Most people graduate from college in their early twenties. This was my original trajectory too. But circumstances and life choices sent me in other directions, and that elusive degree faded into the background while family and children took center stage.
I had always wanted to return to school. As my kids grew, I found many practical excuses to put it off. Finally, as my marriage ended and my life took new and unexpected turns, I found the fortitude to go back.
I started my new college career at Nassau Community College (NCC) in 2012. Hurricane Sandy disrupted my first semester, and despite its ensuing turmoil, I persevered that fall semester. Since my basic required classes needed fulfilling, I found myself in two math classes and two science labs. Ugh!
As I continued, I realized English was my real love, and I took as many writing and literature classes as I could.
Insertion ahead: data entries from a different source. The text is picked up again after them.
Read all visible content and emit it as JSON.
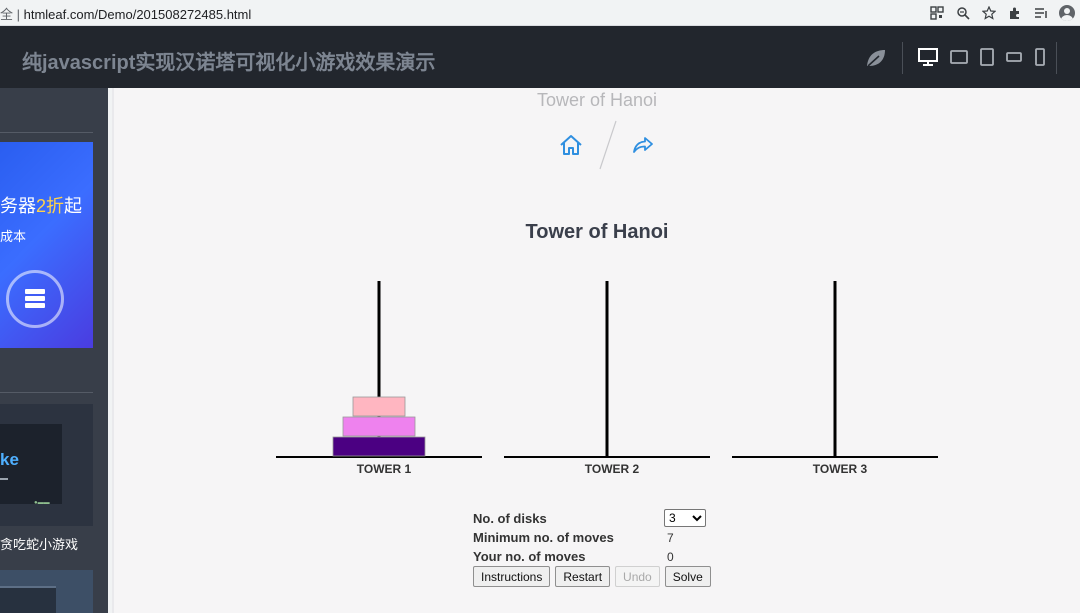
{
  "browser": {
    "security_label": "全 |",
    "url": "htmleaf.com/Demo/201508272485.html",
    "icons": [
      "qr-icon",
      "zoom-icon",
      "star-icon",
      "extensions-icon",
      "playlist-icon",
      "profile-icon"
    ]
  },
  "header": {
    "title": "纯javascript实现汉诺塔可视化小游戏效果演示",
    "logo_icon": "leaf-icon",
    "device_buttons": [
      "desktop-icon",
      "tablet-landscape-icon",
      "tablet-portrait-icon",
      "phone-landscape-icon",
      "phone-portrait-icon"
    ]
  },
  "sidebar": {
    "ad": {
      "line1_prefix": "务器",
      "line1_highlight": "2折",
      "line1_suffix": "起",
      "line2": "成本"
    },
    "thumb_word": "ke",
    "caption": "贪吃蛇小游戏"
  },
  "page": {
    "title": "Tower of Hanoi"
  },
  "game": {
    "title": "Tower of Hanoi",
    "towers": [
      {
        "label": "TOWER 1"
      },
      {
        "label": "TOWER 2"
      },
      {
        "label": "TOWER 3"
      }
    ],
    "disks": [
      {
        "size": 3,
        "tower": 1,
        "color": "#4b0082"
      },
      {
        "size": 2,
        "tower": 1,
        "color": "#ee82ee"
      },
      {
        "size": 1,
        "tower": 1,
        "color": "#ffb6c1"
      }
    ],
    "controls": {
      "disks_label": "No. of disks",
      "disks_value": "3",
      "min_moves_label": "Minimum no. of moves",
      "min_moves_value": "7",
      "your_moves_label": "Your no. of moves",
      "your_moves_value": "0"
    },
    "buttons": {
      "instructions": "Instructions",
      "restart": "Restart",
      "undo": "Undo",
      "solve": "Solve"
    }
  },
  "colors": {
    "header_bg": "#22262d",
    "sidebar_bg": "#383e49",
    "accent_blue": "#2f8fe0"
  }
}
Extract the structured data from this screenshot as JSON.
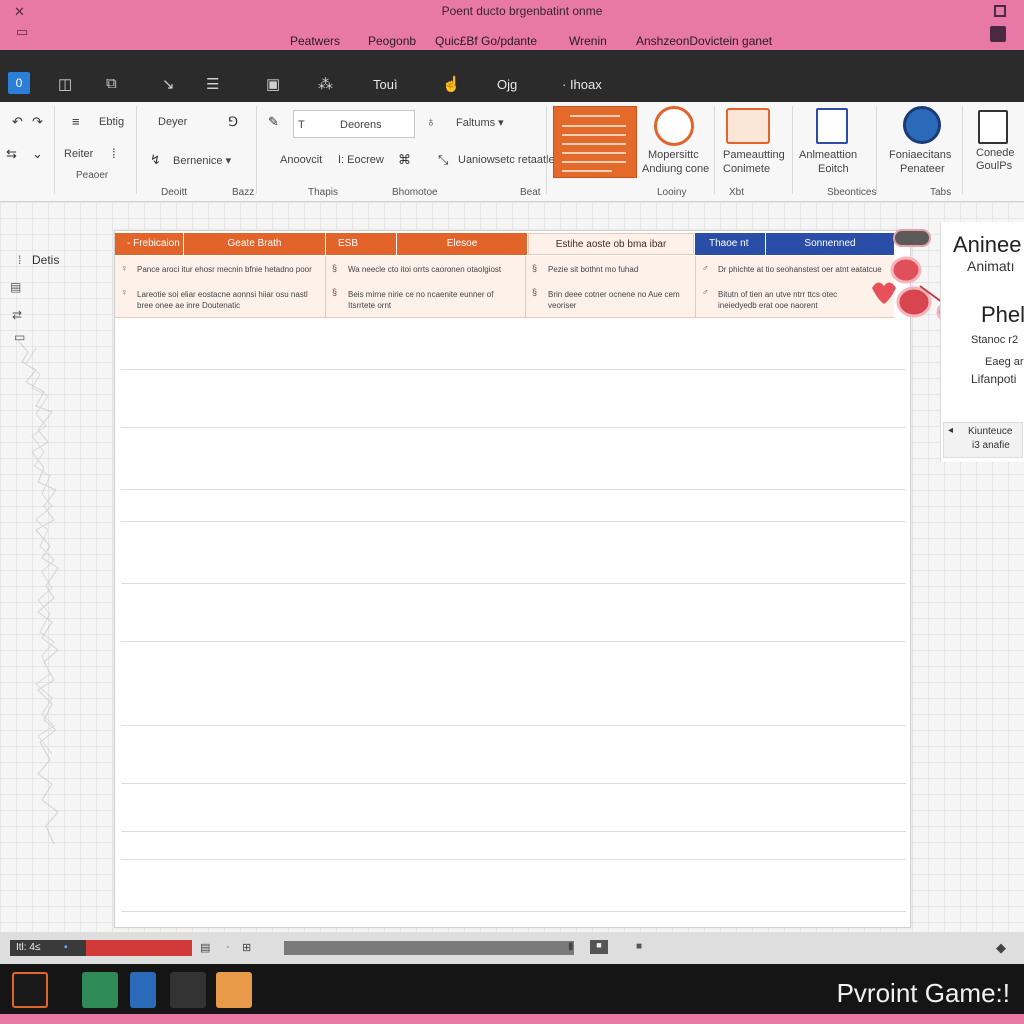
{
  "window": {
    "title": "Poent ducto brgenbatint onme",
    "menu": [
      "Peatwers",
      "Peogonb",
      "Quic£Bf Go/pdante",
      "Wrenin",
      "AnshzeonDovictein ganet"
    ]
  },
  "tabs": {
    "active_icon": "0",
    "items": [
      "Touì",
      "Ojg",
      "· Ihoax"
    ]
  },
  "ribbon": {
    "clipboard": {
      "l1": "Ebtig",
      "l2": "Reiter",
      "l3": "Peaoer"
    },
    "design": {
      "l1": "Deyer",
      "l2": "Bernenice ▾",
      "group": "Deoitt"
    },
    "font": {
      "box_prefix": "T",
      "box_value": "Deorens",
      "l3": "Anoovcit",
      "l4": "I: Eocrew",
      "group1": "Bazz",
      "group2": "Thapis"
    },
    "paragraph": {
      "l1": "Faltums ▾",
      "l2": "Uaniowsetc retaatle",
      "group": "Bhomotoe"
    },
    "styles": {
      "group": "Beat"
    },
    "commands": [
      {
        "label1": "Mopersittc",
        "label2": "Andiung cone"
      },
      {
        "label1": "Pameautting",
        "label2": "Conimete"
      },
      {
        "label1": "Anlmeattion",
        "label2": "Eoitch"
      },
      {
        "label1": "Foniaecitans",
        "label2": "Penateer"
      },
      {
        "label1": "Conede",
        "label2": "GoulPs"
      }
    ],
    "groups_right": [
      "Looiny",
      "Xbt",
      "Sbeontices",
      "Tabs"
    ]
  },
  "left_panel": {
    "label": "Detis"
  },
  "document": {
    "headers": [
      {
        "text": "- Frebicaion",
        "color": "#e2642a"
      },
      {
        "text": "Geate Brath",
        "color": "#e2642a"
      },
      {
        "text": "ESB",
        "color": "#e2642a"
      },
      {
        "text": "Elesoe",
        "color": "#e2642a"
      },
      {
        "text": "Estihe aoste ob bma ibar",
        "color": "#fdf1ea"
      },
      {
        "text": "Thaoe nt",
        "color": "#2a4ea8"
      },
      {
        "text": "Sonnenned",
        "color": "#2a4ea8"
      }
    ],
    "cells": [
      {
        "line1": "Pance aroci itur ehosr mecnin bfnie hetadno poor",
        "line2": "Lareotie soi eliar eostacne aonnsi hiiar osu nastl bree onee ae inre Doutenatic"
      },
      {
        "line1": "Wa neecle cto itoi orrts caoronen otaolgiost",
        "line2": "Beis mirne nirie ce no ncaenite eunner of Itsrrtete ornt"
      },
      {
        "line1": "Pezie sit bothnt mo fuhad",
        "line2": "Brin deee cotner ocnene no Aue cem veoriser"
      },
      {
        "line1": "Dr phichte at tio seohanstest oer atnt eatatcue",
        "line2": "Bitutn of tien an utve ntrr ttcs otec ineiedyedb erat ooe naorent"
      }
    ]
  },
  "right_panel": {
    "title": "Aninee",
    "subtitle": "Animatı",
    "big": "Phel",
    "s1": "Stanoc r2",
    "s2": "Eaeg ar",
    "s3": "Lifanpoti",
    "box_l1": "Kiunteuce",
    "box_l2": "i3 anafie"
  },
  "status": {
    "left": "Itl: 4≤",
    "zoom": "■"
  },
  "taskbar": {
    "brand": "Pvroint Game:!"
  },
  "colors": {
    "titlebar": "#e879a6",
    "accent_orange": "#e2642a",
    "accent_blue": "#2a4ea8",
    "tabsbar": "#2b2b2b",
    "taskbar": "#151515"
  }
}
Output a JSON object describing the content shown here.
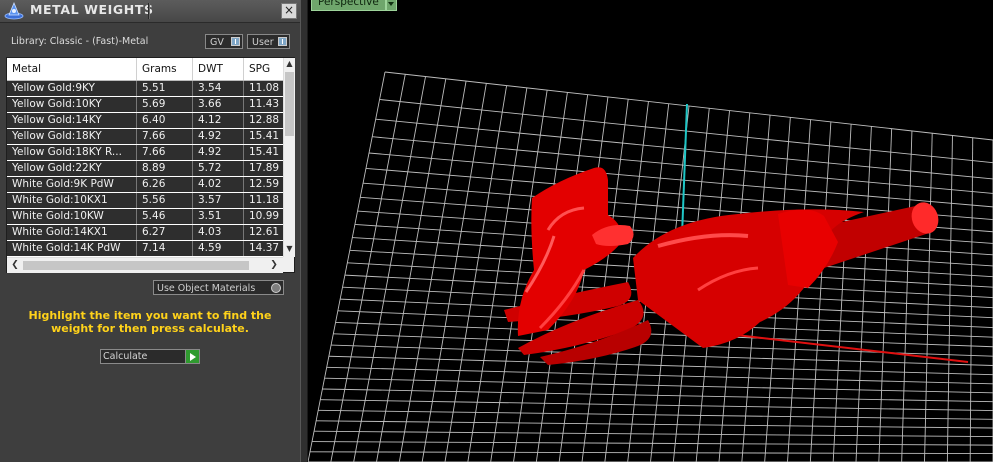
{
  "panel": {
    "title": "METAL WEIGHTS",
    "close_glyph": "×",
    "library_label": "Library: Classic - (Fast)-Metal",
    "gv_label": "GV",
    "user_label": "User",
    "table": {
      "headers": [
        "Metal",
        "Grams",
        "DWT",
        "SPG"
      ],
      "rows": [
        [
          "Yellow Gold:9KY",
          "5.51",
          "3.54",
          "11.08"
        ],
        [
          "Yellow Gold:10KY",
          "5.69",
          "3.66",
          "11.43"
        ],
        [
          "Yellow Gold:14KY",
          "6.40",
          "4.12",
          "12.88"
        ],
        [
          "Yellow Gold:18KY",
          "7.66",
          "4.92",
          "15.41"
        ],
        [
          "Yellow Gold:18KY R...",
          "7.66",
          "4.92",
          "15.41"
        ],
        [
          "Yellow Gold:22KY",
          "8.89",
          "5.72",
          "17.89"
        ],
        [
          "White Gold:9K PdW",
          "6.26",
          "4.02",
          "12.59"
        ],
        [
          "White Gold:10KX1",
          "5.56",
          "3.57",
          "11.18"
        ],
        [
          "White Gold:10KW",
          "5.46",
          "3.51",
          "10.99"
        ],
        [
          "White Gold:14KX1",
          "6.27",
          "4.03",
          "12.61"
        ],
        [
          "White Gold:14K PdW",
          "7.14",
          "4.59",
          "14.37"
        ]
      ]
    },
    "use_object_materials_label": "Use Object Materials",
    "instruction": "Highlight the item you want to find the weight for then press calculate.",
    "calculate_label": "Calculate"
  },
  "viewport": {
    "view_name": "Perspective",
    "colors": {
      "background": "#000000",
      "grid": "#bdbdbd",
      "model": "#e00000",
      "x_axis": "#e01010",
      "y_axis": "#1fc6c6"
    }
  }
}
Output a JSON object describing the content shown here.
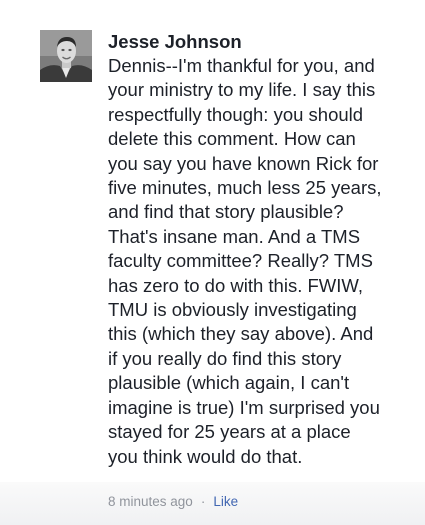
{
  "comment": {
    "author": "Jesse Johnson",
    "body_lines": [
      "Dennis--I'm thankful for you, and",
      "your ministry to my life. I say this",
      "respectfully though: you should",
      "delete this comment. How can",
      "you say you have known Rick for",
      "five minutes, much less 25 years,",
      "and find that story plausible?",
      "That's insane man. And a TMS",
      "faculty committee? Really? TMS",
      "has zero to do with this. FWIW,",
      "TMU is obviously investigating",
      "this (which they say above). And",
      "if you really do find this story",
      "plausible (which again, I can't",
      "imagine is true) I'm surprised you",
      "stayed for 25 years at a place",
      "you think would do that."
    ],
    "timestamp": "8 minutes ago",
    "separator": "·",
    "like_label": "Like"
  },
  "colors": {
    "text": "#1d2129",
    "meta": "#90949c",
    "link": "#4267b2"
  }
}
In the spring of 2015, I graduated Summa cum Laude from NCC. My Associate’s Degree, coupled with good grades and my being awarded the SUNY Chancellor’s Award for Student Excellence offered me several continuing ed options. I was accepted into Queens College’s prestigious Transfer Honors Program and gratefully accepted.
In the fall of 2015 I started classes at QC, working toward my English major. While I took all requisite English classes, I also found room for other forays. Painting. Drama. Anthropology. Urban Studies. Creative Writing. Spanish. This colorful array of subjects added depth and breadth to my educational experience, and while I was mainly focused on my declared major, I discovered many, many pertinent tributaries within these other classes.
I did well at QC. My lowest grade was a B+ in Spanish -- a class in which I worked hard, whose professor was a motivated young woman named Ruth Rodriguez. Profesora Rodriguez was well into her first pregnancy when she taught my class, and, understanding my aging brain’s weakness for short-term memory, offered a number of extra credit options to bring up my grade. A week and a half before our final exam, Profesora Rodriguez went into labor and gave birth to a fine baby boy named Octavio. Several days later, we were shocked and saddened to hear that Profesora Rodriguez passed away, after suffering a post-partum stroke. A number of us went to her funeral services and did our best to comfort her husband, another QC professor. Sitting for her final, reading her questions, hearing her voice over and over -- surreal and heartbreaking.
My final semester was stressful. I was in the second half of my Honors English seminar. Theses were due and the final exam loomed as a daunting shadow over everything. I concluded with an A+ on my thesis and High Honors on my final -- better than I had expected. Our Honors Conference was great -- each of us presented excerpts from our theses and sat in panels to answer all manner of intellectual questions. Two weeks before graduation, I was informed by the Advising Department that, because I had 56 credits at QC instead of 60, I was not eligible for any honors designations. Together with my advisors and the college’s Vice president, we fought the ruling and, on the very morning of the honors Baccalaureate ceremony, I received my formal invitation to participate. Such drama, I could do without!
So, I graduated Magna cum Laude, a designation that would soon be upgraded to Summa cum Laude, after my final grades were recorded. My GPA -- 3.912 to be exact -- stands as testimony to years of hard work, and many late night papers.
In years past, whenever I would visit my kids at their respective college campuses, I always envied the atmosphere there. I longed to walk the quad, study in the library, get coffee from the dining hall Starbucks. Now I have done these things. And while that magic dust may have eluded me when papers were due and exams loomed, I must say that I loved every minute of my college career.
My white head was singular at graduation. Still, I felt an integral part of my cohort. My school friends -- brilliant all -- worked and walked with me throughout this journey, never thinking less or more of me than any other classmate. How wonderful. That black cap and gown, those honors stoles and ropes were worn with a grateful pride I had not yet felt in my lifetime. I am a college graduate. And I have to pinch myself each time I think of it.